Wireless communications systems have made great advances in recent history, now offering near wireline communications system data rates, excellent reliability, low deployment costs, high degree of mobility, and so forth. With such a long list of advantages, wireless communications systems and attendant users are expected grow at a faster rate than ever before.
One form of wireless communications system is a heterogeneous network (HET-NET). A HET-NET may include communications controllers of differing power. For example, a HET-NET may include a system of macro cells that operate at high power levels, a system of low power cells, such as pico cells and relay nodes, which operate at reduced power levels. The macro cells and the low power cells may be part of a planned network operated by one or more operators of the wireless communications system. A HET-NET may also include a system of ad-hoc nodes, such as femto cells, Home eNBs, and so on. The ad-hoc network may be user deployed communications controllers that a user may add in order to improve performance in a small area, such as a home, an apartment building, a business, or so forth. Collectively, the communications controllers (macro cells, low power cells, ad-hoc nodes, and so on) may be referred to as nodes without loss of generality.
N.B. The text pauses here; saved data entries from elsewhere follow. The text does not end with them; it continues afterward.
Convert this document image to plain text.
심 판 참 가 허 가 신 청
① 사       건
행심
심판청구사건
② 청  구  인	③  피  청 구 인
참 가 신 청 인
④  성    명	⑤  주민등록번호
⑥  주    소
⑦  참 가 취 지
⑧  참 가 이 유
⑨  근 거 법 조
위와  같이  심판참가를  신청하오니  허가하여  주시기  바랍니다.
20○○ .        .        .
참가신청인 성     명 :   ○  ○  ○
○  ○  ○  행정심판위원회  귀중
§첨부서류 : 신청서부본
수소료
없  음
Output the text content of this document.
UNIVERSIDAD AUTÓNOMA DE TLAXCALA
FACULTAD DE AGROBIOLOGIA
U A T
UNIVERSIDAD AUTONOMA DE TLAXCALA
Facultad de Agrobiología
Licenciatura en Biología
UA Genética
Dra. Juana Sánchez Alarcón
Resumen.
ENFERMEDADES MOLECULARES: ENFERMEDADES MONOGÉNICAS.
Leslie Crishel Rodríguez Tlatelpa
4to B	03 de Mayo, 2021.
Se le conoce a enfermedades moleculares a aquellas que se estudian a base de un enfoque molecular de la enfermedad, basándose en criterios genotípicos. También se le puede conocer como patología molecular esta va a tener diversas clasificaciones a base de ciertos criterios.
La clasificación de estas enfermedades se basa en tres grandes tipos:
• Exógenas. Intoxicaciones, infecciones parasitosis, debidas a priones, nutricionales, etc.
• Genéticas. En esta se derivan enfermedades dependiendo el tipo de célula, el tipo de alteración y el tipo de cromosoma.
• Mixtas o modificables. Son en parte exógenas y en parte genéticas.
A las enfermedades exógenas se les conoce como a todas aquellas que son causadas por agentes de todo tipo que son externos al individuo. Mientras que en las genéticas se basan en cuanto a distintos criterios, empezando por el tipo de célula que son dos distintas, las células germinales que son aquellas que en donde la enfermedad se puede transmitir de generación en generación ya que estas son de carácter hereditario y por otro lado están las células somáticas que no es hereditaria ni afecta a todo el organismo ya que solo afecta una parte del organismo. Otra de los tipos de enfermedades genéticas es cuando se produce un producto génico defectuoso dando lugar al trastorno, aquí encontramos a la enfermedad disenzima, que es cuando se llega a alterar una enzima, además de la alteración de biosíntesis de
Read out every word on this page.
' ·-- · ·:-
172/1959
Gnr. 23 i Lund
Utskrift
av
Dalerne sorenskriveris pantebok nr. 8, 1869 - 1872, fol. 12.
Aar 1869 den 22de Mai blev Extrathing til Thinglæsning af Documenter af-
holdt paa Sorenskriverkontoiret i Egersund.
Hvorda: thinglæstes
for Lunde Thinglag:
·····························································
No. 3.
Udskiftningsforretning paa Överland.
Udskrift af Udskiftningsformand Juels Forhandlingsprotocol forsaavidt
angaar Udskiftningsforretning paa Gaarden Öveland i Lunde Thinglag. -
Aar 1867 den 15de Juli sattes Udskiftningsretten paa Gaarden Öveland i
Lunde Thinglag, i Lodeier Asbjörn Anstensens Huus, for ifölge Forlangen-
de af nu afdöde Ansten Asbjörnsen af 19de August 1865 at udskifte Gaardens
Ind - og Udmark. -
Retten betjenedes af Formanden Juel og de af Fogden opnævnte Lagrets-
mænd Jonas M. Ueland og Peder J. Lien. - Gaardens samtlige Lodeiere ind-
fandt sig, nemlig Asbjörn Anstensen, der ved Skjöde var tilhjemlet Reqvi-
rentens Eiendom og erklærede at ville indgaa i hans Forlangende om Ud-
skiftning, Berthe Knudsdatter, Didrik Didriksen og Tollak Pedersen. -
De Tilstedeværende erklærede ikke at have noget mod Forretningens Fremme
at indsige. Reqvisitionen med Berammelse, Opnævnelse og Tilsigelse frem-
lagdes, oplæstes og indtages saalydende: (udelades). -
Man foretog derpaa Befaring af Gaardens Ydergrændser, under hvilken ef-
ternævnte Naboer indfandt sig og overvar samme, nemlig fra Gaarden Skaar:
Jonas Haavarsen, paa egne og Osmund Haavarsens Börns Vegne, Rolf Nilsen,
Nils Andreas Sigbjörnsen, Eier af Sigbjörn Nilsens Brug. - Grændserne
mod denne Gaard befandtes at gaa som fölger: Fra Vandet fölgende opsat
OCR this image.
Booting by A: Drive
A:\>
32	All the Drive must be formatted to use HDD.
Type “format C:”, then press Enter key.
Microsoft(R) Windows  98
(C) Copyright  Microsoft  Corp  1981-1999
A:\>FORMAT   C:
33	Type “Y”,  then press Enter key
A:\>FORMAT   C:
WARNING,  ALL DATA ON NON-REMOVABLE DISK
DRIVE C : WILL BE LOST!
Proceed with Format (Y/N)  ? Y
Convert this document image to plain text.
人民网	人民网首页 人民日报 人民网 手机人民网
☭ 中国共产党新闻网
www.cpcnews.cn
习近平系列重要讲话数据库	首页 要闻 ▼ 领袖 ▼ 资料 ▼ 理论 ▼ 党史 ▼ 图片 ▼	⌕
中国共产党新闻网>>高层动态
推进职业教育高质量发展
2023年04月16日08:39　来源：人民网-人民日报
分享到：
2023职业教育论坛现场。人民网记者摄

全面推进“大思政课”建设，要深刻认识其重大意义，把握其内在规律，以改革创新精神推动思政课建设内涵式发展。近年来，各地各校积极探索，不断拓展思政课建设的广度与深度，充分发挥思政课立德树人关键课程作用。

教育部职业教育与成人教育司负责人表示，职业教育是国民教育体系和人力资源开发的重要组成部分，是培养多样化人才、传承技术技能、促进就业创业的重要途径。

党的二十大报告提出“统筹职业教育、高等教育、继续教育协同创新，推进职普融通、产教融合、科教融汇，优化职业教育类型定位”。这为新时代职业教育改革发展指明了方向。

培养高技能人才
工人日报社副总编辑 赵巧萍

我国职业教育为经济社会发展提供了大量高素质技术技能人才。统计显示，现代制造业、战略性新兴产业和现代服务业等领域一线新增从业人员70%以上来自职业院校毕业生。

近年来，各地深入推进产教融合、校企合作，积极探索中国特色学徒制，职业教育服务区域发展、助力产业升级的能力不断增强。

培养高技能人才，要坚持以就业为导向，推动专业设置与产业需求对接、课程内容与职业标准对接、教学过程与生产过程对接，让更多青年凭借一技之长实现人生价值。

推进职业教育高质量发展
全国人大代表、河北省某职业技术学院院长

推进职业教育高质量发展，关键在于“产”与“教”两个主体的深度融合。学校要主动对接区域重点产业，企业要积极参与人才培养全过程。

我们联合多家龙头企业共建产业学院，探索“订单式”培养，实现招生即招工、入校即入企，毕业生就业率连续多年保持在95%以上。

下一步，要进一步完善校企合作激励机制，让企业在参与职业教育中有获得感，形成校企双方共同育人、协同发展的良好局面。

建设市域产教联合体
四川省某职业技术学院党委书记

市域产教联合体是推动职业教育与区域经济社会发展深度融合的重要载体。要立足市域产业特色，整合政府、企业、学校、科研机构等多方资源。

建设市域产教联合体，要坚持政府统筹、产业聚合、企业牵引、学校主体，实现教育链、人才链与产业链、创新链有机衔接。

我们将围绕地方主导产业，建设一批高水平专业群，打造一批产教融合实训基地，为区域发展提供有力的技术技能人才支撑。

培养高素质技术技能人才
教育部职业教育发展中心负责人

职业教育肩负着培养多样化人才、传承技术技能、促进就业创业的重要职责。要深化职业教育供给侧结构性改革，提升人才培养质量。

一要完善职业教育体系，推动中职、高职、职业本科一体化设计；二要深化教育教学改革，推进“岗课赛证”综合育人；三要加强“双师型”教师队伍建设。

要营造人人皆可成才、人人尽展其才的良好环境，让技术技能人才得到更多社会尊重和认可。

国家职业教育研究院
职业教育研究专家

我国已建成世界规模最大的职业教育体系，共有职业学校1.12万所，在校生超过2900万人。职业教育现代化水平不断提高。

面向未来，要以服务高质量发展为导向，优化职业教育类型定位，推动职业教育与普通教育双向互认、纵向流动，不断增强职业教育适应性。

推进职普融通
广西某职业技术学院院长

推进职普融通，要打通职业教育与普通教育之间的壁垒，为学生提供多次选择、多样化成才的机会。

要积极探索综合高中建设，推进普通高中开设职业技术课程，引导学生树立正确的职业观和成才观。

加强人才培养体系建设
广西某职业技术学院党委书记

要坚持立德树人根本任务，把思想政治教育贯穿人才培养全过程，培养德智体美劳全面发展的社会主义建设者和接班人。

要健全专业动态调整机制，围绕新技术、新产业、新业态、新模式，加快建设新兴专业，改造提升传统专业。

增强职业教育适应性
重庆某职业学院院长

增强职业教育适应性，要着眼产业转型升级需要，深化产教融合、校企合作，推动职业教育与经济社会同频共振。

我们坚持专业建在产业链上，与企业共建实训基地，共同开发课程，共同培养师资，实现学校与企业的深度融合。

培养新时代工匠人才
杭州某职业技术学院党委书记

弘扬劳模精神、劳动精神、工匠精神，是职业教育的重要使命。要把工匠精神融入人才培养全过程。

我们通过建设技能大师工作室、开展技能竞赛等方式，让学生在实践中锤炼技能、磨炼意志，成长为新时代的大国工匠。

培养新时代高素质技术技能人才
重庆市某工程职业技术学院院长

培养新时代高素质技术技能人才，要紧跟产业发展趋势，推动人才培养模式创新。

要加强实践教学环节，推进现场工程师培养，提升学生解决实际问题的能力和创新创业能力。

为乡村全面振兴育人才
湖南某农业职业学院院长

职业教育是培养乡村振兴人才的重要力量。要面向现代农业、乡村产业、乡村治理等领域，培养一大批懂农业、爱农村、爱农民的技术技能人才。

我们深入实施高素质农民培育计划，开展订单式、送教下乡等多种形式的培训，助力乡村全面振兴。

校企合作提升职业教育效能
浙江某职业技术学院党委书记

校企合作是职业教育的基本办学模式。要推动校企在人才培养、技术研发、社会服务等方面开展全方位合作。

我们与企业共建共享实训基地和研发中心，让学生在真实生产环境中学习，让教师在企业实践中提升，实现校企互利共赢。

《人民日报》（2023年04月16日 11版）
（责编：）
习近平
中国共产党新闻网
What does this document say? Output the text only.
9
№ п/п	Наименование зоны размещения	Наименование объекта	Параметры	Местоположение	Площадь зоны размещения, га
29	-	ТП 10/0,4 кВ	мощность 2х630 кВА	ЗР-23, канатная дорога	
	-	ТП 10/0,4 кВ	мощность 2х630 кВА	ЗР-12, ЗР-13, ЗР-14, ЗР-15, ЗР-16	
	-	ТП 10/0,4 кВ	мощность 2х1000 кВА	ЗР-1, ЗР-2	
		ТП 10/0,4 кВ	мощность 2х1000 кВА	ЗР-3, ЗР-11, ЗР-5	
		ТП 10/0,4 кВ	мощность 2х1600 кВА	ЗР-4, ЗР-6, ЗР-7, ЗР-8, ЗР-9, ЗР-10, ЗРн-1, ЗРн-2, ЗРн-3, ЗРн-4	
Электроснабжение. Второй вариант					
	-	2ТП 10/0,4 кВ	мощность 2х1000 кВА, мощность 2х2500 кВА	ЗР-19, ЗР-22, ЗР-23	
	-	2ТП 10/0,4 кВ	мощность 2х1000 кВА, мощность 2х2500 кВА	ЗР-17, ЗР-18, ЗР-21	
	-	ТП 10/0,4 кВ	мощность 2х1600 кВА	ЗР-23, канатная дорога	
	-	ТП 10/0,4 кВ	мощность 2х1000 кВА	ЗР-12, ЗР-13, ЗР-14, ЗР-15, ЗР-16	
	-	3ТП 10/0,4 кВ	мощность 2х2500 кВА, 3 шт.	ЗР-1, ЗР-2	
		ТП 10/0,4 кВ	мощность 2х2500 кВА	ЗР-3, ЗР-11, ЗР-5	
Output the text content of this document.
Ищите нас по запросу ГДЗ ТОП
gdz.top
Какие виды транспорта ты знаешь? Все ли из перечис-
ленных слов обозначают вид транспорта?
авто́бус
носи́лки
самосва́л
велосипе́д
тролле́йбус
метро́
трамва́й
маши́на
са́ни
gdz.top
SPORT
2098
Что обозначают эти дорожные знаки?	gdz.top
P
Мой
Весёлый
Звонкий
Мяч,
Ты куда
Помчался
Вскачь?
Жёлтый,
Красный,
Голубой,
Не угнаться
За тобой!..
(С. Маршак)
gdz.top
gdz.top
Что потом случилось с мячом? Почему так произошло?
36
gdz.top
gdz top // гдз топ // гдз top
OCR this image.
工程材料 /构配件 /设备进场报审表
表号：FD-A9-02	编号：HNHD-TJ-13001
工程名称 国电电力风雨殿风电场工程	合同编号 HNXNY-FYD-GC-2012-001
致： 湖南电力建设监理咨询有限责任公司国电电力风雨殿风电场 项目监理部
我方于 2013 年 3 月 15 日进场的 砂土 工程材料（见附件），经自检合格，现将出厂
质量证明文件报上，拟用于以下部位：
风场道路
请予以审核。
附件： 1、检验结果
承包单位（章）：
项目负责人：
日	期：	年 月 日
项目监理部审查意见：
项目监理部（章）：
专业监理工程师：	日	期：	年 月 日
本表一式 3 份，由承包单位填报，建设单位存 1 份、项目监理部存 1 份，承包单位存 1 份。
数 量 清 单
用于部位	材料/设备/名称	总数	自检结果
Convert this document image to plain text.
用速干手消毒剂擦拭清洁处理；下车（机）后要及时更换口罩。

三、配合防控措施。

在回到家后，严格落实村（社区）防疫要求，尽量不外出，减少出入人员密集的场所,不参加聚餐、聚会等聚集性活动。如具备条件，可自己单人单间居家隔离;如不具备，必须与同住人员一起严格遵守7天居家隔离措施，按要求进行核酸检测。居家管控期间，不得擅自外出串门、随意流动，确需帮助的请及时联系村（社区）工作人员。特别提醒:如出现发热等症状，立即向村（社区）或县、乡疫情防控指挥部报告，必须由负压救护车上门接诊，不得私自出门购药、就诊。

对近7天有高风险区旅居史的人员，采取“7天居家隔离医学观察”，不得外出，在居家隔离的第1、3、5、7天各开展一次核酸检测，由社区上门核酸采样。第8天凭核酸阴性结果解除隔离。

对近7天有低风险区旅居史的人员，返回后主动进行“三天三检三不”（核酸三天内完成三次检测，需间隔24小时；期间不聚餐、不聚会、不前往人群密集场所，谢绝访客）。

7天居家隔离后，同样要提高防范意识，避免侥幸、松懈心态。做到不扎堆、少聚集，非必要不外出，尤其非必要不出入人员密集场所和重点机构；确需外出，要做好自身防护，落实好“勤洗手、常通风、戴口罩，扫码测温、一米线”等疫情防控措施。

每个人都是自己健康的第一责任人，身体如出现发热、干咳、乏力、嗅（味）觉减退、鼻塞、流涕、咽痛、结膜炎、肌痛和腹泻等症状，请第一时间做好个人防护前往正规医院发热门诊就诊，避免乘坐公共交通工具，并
A HET-NET may be considered to be a multi-layer communications system, with the macro cells making up a first layer, and the low power cells making up a second layer. A HET-NET with multiple relay nodes may offer the following benefits: lower power transmission (less power consumption and less electromagnetic pollution), enhanced coverage and capacity at low cost, and flexible deployments.
Packet (information) delivery over a wireless communications system faces the same set of challenges like wireline communications but with additional wireless specific challenges. The challenges include:                Geographically co-located nodes from multiple network layers may present co-channel interference across different system layers (macro, micro, pico, and so forth, layers);        Scalability of operations, administration, and maintenance (OAM): a significant number of low power nodes may make it more complicated to perform OAM for the nodes;        Scarce radio resources;        Dynamic loading changes;        Frequent mobile handovers;        Severe security challenge;        Power/battery life restrictions; and        Dynamic topology.